Okay, wait, one more biology lesson, or it could be considered horticultural. Either way, do you know how many types of basil there are? 21!! I had no idea either! Each has its own distinct flavor profile, so many of the variations cannot be used interchangeably. For pesto making, it’s Genovese Basil, which looks very similar to Sweet Basil-- probably the variation you are most familiar with. My basil grows like a weed in the summer so that means by late summer, it is starting to go to seed. Lucky for me I make a giant batch of pesto to enjoy well into fall. I divide the batch into a few vacuum-sealed bags and freeze them for quick and easy meals! I snuck a few extra greens into this recipe. Spinach for some extra vitamins and minerals and arugula to help give a lovely, peppery bite to the pesto. I love this pesto recipe so much and hope you will too!
Ingredients:
3 cups basil leaves
1 cup spinach
1/2 cup arugula
3 large garlic cloves
2 cups shredded parmesan
1/2 teaspoon kosher salt
2 tablespoons lemon juice
1/4 cup olive oil
1 pound of cooked and drained pasta
Reserve 1/2 cup of pasta water before you drain the pasta
Method:
In a food processor, add in all of the ingredients, except the olive oil, and pulse until paste-like.
With the processor on, slowly stream in olive oil until pesto is smooth and homogenous. Taste for seasoning and adjust as needed.
Scoop into a large bowl, cover, and set to the side if using immediately. Set in the refrigerator, if not using immediately. A note on flavor development—There are two factors when it comes to building flavor: time and temperature. Like a middle school grade dance, these flavors are standing on opposite sides of the room. As there is no alcohol in this recipe, time is going to be our ice breaker, and let’s give these flavors a chance to get to know each other. If covered and in the fridge, the pesto will keep for 5 days.
Tip: To keep the top of the pesto from drying out, once in its container, add a drizzle of olive oil to the top, cover, and then, place in the refrigerator.
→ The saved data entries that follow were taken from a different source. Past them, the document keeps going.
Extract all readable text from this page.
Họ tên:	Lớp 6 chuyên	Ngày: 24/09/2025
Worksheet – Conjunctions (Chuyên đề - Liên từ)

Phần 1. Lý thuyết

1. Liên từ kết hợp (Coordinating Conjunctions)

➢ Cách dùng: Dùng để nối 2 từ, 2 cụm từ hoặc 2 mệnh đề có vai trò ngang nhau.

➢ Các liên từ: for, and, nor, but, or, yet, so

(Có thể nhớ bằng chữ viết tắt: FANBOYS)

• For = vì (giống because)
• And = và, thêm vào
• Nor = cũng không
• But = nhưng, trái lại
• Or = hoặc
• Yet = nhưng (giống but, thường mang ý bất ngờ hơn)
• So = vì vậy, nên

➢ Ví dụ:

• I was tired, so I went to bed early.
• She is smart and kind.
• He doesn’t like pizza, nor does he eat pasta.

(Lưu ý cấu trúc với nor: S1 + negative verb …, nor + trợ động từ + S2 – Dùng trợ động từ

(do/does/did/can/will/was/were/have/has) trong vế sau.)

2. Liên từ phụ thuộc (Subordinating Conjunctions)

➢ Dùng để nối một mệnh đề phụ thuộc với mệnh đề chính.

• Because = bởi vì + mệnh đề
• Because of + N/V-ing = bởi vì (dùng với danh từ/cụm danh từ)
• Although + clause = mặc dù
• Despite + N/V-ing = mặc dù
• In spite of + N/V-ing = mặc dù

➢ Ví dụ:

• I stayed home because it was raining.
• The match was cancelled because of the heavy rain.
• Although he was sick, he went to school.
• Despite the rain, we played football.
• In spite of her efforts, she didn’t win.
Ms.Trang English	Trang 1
If using immediately, move on to step 5!
Bring a large of heavily salted water to a rolling boil.
Add pasta and cook until al dente. Scoop out 1/2 cup of pasta water and set it to the side.
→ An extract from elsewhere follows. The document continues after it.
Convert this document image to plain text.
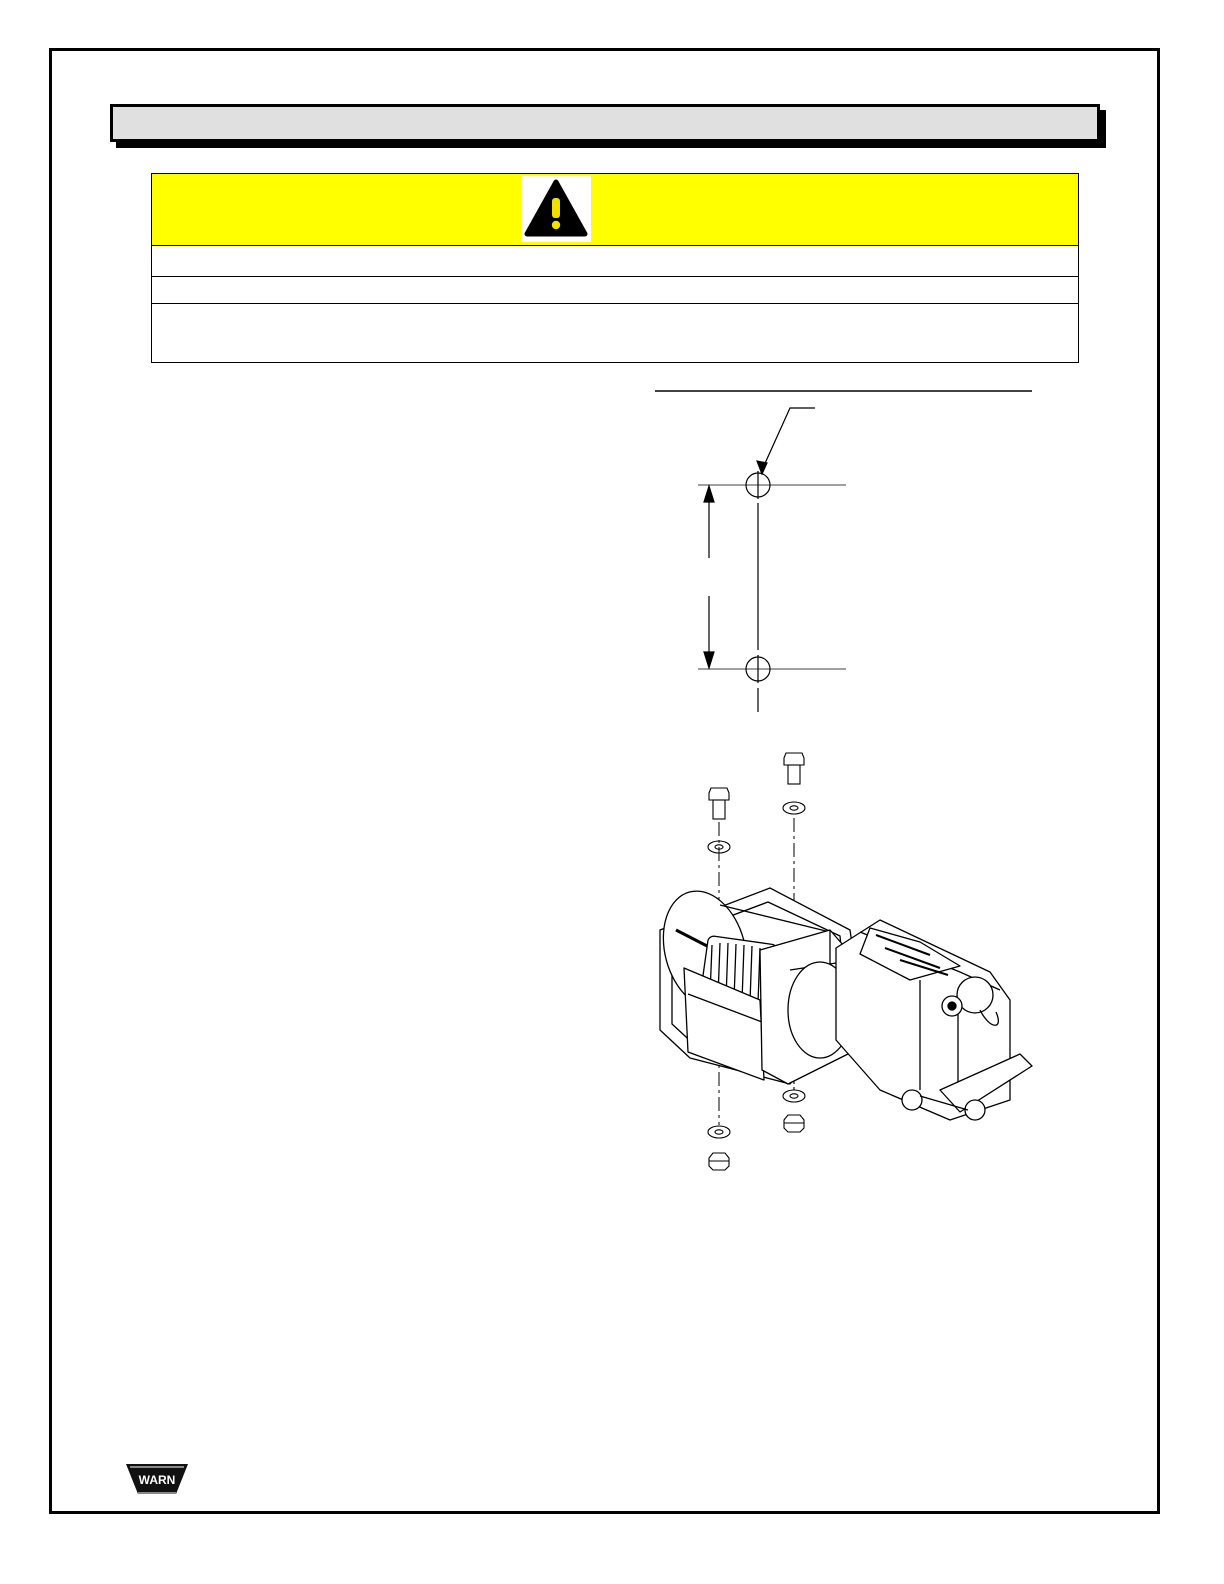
WARN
Drain pasta and put back into the pot. Add pesto and stir it together. If pesto is not spreading easily, add a few drops of pasta water until pasta is covered in pesto!
Plate and add a little extra parm on the top!
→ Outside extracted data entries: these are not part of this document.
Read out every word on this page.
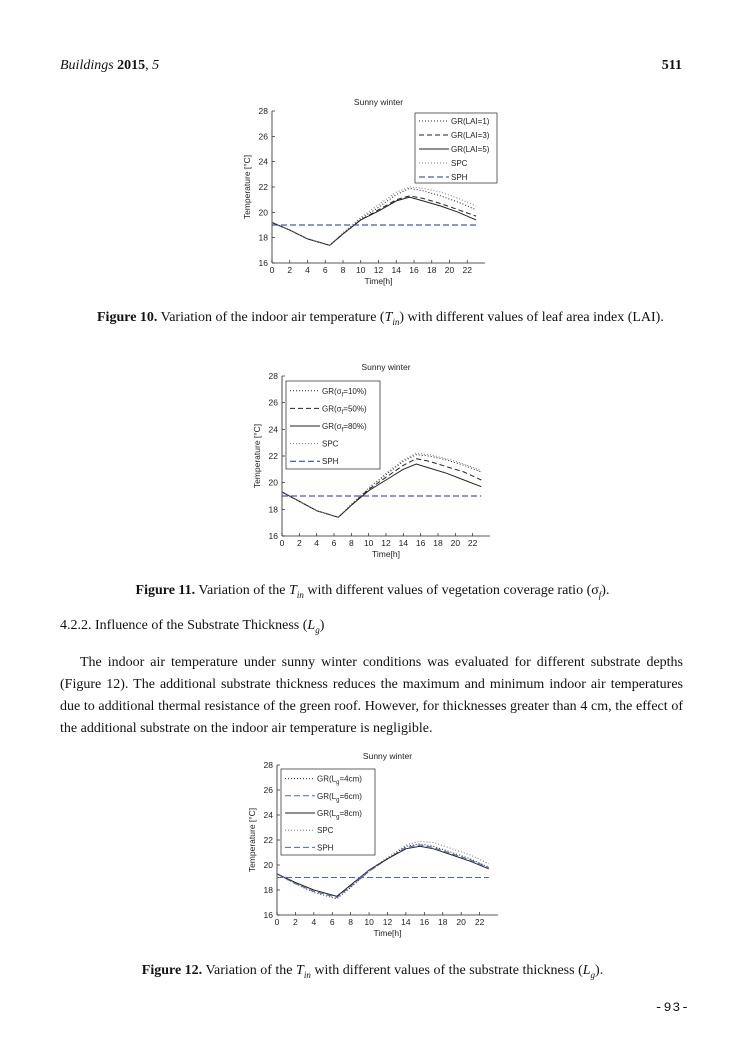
Buildings 2015, 5	511
Sunny winter
16
18
20
22
24
26
28
0 2 4 6 8 10 12 14 16 18 20 22
Time[h]
Temperature [°C]
GR(LAI=1)
GR(LAI=3)
GR(LAI=5)
SPC
SPH
Figure 10. Variation of the indoor air temperature $(T_{in})$ with different values of leaf area index (LAI).
Sunny winter
16
18
20
22
24
26
28
0 2 4 6 8 10 12 14 16 18 20 22
Time[h]
Temperature [°C]
$GR(\sigma_f=10\%)$
$GR(\sigma_f=50\%)$
$GR(\sigma_f=80\%)$
SPC
SPH
Figure 11. Variation of the $T_{in}$ with different values of vegetation coverage ratio $(\sigma_f)$.
4.2.2. Influence of the Substrate Thickness $(L_g)$
The indoor air temperature under sunny winter conditions was evaluated for different substrate depths (Figure 12). The additional substrate thickness reduces the maximum and minimum indoor air temperatures due to additional thermal resistance of the green roof. However, for thicknesses greater than 4 cm, the effect of the additional substrate on the indoor air temperature is negligible.
Sunny winter
16
18
20
22
24
26
28
0 2 4 6 8 10 12 14 16 18 20 22
Time[h]
Temperature [°C]
$GR(L_g=4cm)$
$GR(L_g=6cm)$
$GR(L_g=8cm)$
SPC
SPH
Figure 12. Variation of the $T_{in}$ with different values of the substrate thickness $(L_g)$.
-93-
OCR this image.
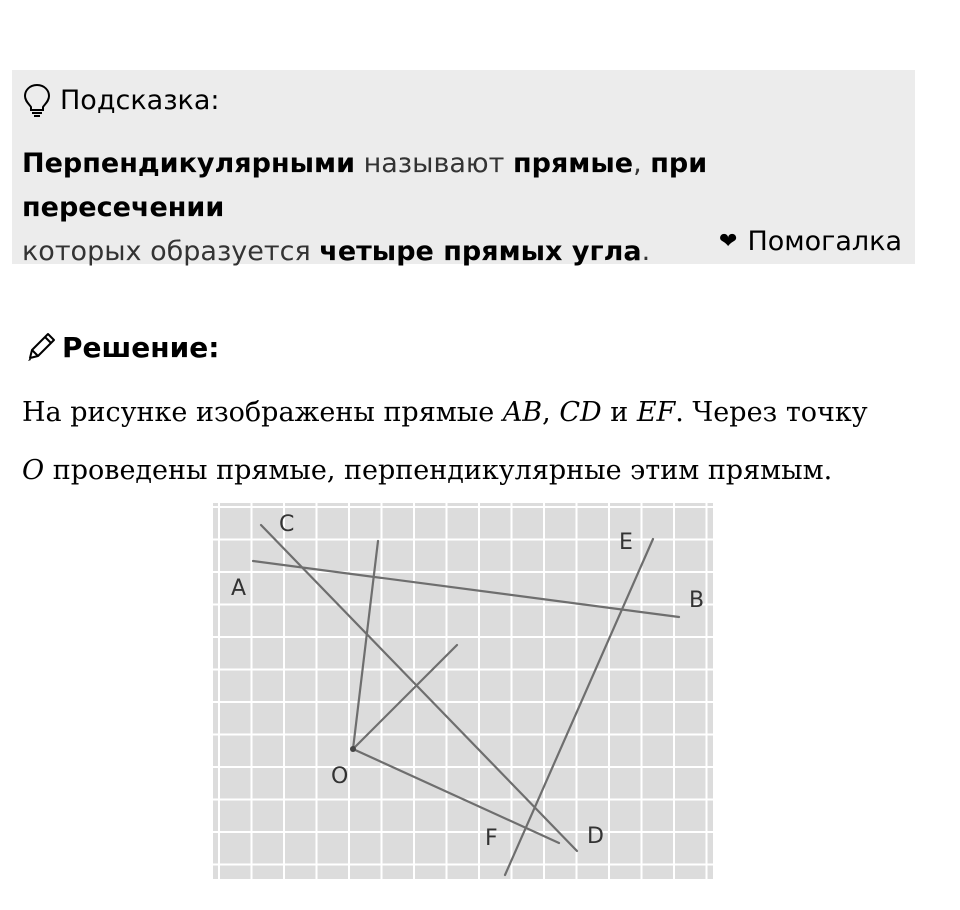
Подсказка:
Перпендикулярными называют прямые, при пересечении
которых образуется четыре прямых угла.	❤ Помогалка
Решение:
На рисунке изображены прямые AB, CD и EF. Через точку
O проведены прямые, перпендикулярные этим прямым.
A	B
C
D
E
F
O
You’ll notice that there are no pine nuts in this recipe. Nuts are hit or miss with me. It seems that everything but almonds causes an adverse reaction for me, so I steer clear of 99% of nuts. If you are missing them in this recipe, simply toast about 1/4 of a cup of pine nuts on the stove, until you can smell them, add them to the food processor, and proceed with step 1.